Lack of rigorous science to support B.C.'s grizzly bear trophy hunt
International watchdog slams B.C. for lack of "rigorous science" in allowing grizzly bear trophy hunt. Fourth in a series on trophy hunting of grizzly bears in B.C..
Allan Thornton, president of the Environmental Investigation Agency (EIA), spent six years working on a campaign to protect British Columbia's grizzly bears from habitat loss, excessive sport hunting, and the illegal trade of bear parts.
The EIA, a British organization that investigates international environmental crimes like the illegal trade of ivory and tiger parts, started looking into the management of grizzlies in B.C. in the late 1990s because it suspected the bears were being managed for destruction.
“The British Columbia wildlife department does not use rigorous science,” Thornton said of the provincial government's grizzly bear research.
The grizzly campaign attracted attention around the world, including that of the European Union (EU). The EU analyzed B.C.’s grizzly hunt and ruled it environmentally unsound. In 2004 they instituted an embargo, making it illegal to bring any part of a grizzly bear from B.C. into a European Union member country.
The ban was implemented with the condition that it would be repealed if the provincial government could provide the EU with scientific verification that the hunt was being managed sustainably, according to a B.C. government report. The provincial government contested the ban, which discourages Europeans from trophy hunting in B.C., but they were unable to provide the needed scientific evidence.
“Twenty-eight European countries are not allowing your commercially hunted trophies into their imports, why is that?" asked Thornton. "If it is such a good sustainable policy why can’t you show the science to be rigorous and accurate? Because the science, as far as we are concerned, is not rigorous or accurate."
Over a decade later, the EU embargo on B.C. grizzly bears is still in effect.

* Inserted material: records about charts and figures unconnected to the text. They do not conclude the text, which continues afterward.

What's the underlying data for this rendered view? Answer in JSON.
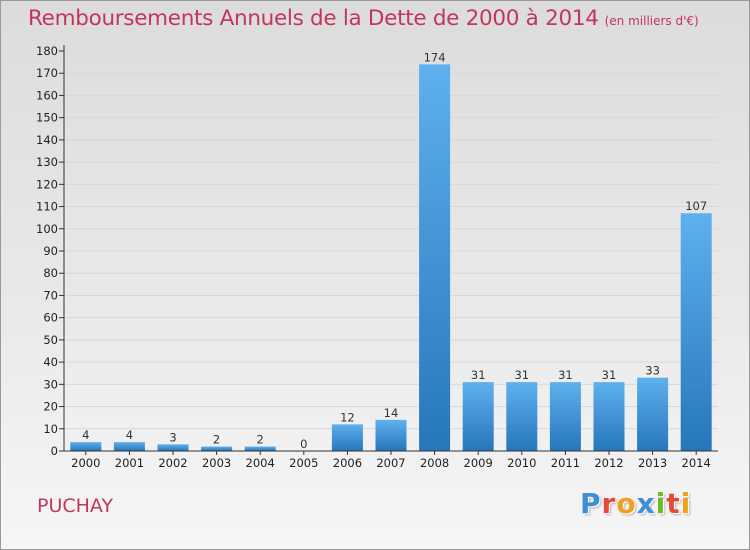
{
  "header": {
    "title": "Remboursements Annuels de la Dette de 2000 à 2014",
    "subtitle": "(en milliers d'€)"
  },
  "footer": {
    "commune": "PUCHAY",
    "brand_letters": [
      {
        "ch": "P",
        "color": "#3d8fd6"
      },
      {
        "ch": "r",
        "color": "#e64a3c"
      },
      {
        "ch": "o",
        "color": "#f0a01e"
      },
      {
        "ch": "x",
        "color": "#3d8fd6"
      },
      {
        "ch": "i",
        "color": "#6cbb2a"
      },
      {
        "ch": "t",
        "color": "#e64a3c"
      },
      {
        "ch": "i",
        "color": "#f0a01e"
      }
    ]
  },
  "colors": {
    "bar_light": "#5fb0ee",
    "bar_dark": "#2676bb",
    "axis": "#333333",
    "grid": "#d8d8d8",
    "title": "#c2365c"
  },
  "chart_data": {
    "type": "bar",
    "title": "Remboursements Annuels de la Dette de 2000 à 2014",
    "xlabel": "",
    "ylabel": "",
    "categories": [
      "2000",
      "2001",
      "2002",
      "2003",
      "2004",
      "2005",
      "2006",
      "2007",
      "2008",
      "2009",
      "2010",
      "2011",
      "2012",
      "2013",
      "2014"
    ],
    "values": [
      4,
      4,
      3,
      2,
      2,
      0,
      12,
      14,
      174,
      31,
      31,
      31,
      31,
      33,
      107
    ],
    "ylim": [
      0,
      180
    ],
    "yticks": [
      0,
      10,
      20,
      30,
      40,
      50,
      60,
      70,
      80,
      90,
      100,
      110,
      120,
      130,
      140,
      150,
      160,
      170,
      180
    ],
    "grid": true,
    "legend": "none"
  }
}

“I think the science the government uses to manage grizzly bear populations is poor, characterized by so-called 'expert opinion' in the near absence of on-the-ground data,” Chris Darimont, Hakai-Raincoast conservation biologist at the University of Victoria, told the Vancouver Observer.
Brown bears, of which grizzlies are the North American subspecies, were once found on four continents, making them one of the most widespread mammal populations in the world. Their original range included Europe, North Africa, northern and central Asia, the Middle East, and North America. Today, they are locally extinct or endangered across the map — except in Russia, Alaska, and B.C.
According to the provincial government's 2002 report on B.C. grizzly bears, in North America healthy grizzly bear populations once extended from northern Mexico to the Yukon, and from the West Coast to Hudson Bay.
As human populations began to expand, grizzly numbers steadily declined as their habitats became fragmented and their food sources threatened— and they were killed for recreation, or for getting too close to the people who were moving into their territory. Mexico's grizzlies are extinct and the last known Californian grizzly was shot dead in the 1920s.
British Columbia and Alaska are the last strongholds of the global grizzly bear population, though the exact numbers are contested because the bear's solitary and roaming nature makes them difficult and expensive to study. The B.C. government estimates there are 15,000 grizzly bears in the province today, but Darimont thinks there could be as few as 6,000.